Sorti à la fin de l’été 2007 au cinéma, le film, malgré des critiques assez enthousiastes, sera un demi-échec, principalement dû à une date de sortie totalement incompréhensible. Alors que le film aurait idéalement trouvé son public durant les fêtes de fin d’années, il débarque à la fin d’un  été chargé en termes de blockbusters. En effet, viennent de se succéder en quelques semaines les 3èmes épisodes de Shrek, Spider-Man, Jason Bourne et Pirates des Caraïbes, le 4ème Die Hard, le 5ème Harry Potter, Ratatouille, Les Simpsons et le 1er volet de Transformers ! Cerise sur le gâteau, le film sort le même jour que Rush Hour 3 pour couronner ce qui restera comme le plus gros été de l’histoire en termes de blockbuster. Face à de telles franchises il est très difficile de trouver son public. Quand on sait que l’hiver 2007 était pour sa part très pauvre en sortie (d’où le triomphe d’un film aussi anodin que I Am Legend) et que le genre se prête nettement mieux à cette période de l’année, la date de sortie de Stardust restera comme un choix particulièrement étrange. Preuve que les producteurs ne croyaient probablement pas à ce film qu’ils jugeaient trop « bizarre ». Aujourd’hui encore, il est difficilement compréhensible que le meilleur des nombreux films surfant sur la vague du Seigneur des Anneaux soit également le premier à rencontrer un échec public.

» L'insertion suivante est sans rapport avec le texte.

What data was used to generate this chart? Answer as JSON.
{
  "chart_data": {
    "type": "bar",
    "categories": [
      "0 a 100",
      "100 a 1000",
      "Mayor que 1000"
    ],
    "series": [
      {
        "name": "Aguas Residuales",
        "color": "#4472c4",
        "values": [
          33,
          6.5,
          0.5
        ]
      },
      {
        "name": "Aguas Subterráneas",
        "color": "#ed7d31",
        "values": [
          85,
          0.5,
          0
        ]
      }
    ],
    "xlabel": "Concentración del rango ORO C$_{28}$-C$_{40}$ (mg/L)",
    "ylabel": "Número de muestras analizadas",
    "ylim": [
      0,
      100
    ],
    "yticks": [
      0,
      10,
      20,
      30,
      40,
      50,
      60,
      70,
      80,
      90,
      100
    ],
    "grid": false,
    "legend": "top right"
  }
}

Même si les termes « frais, drôle et romantique » restent les plus  adaptés pour décrire ce merveilleux film qu’est Stardust, il va marquer le début de la fin de la fantasy post Frodon et Potter. Le bide monumental d’A la Croisée des Mondes et les grosses déceptions financières des épisodes 2 et 3 de Narnia vont définitivement finir de refroidir les studios. Même si le genre sera de nouveau couronné de succès via les adaptations à grand spectacle des contes de fées (voir les triomphes de Maléfique, Blanche-Neige et le Chasseur ou Alice au Pays des Merveilles) et les aventures du Hobbit, il semble aujourd'hui de nouveau dans le creux de la vague. Si il reste très vivant à la télévision via la succès de la série Game of Thrones, il n'a plus rencontré de le succès dans les salles obscures depuis trop longtemps. Et même s'il est sorti en 2007, c’est à Stardust que revient le titre de meilleur film de fantasy de ces 10 dernières années.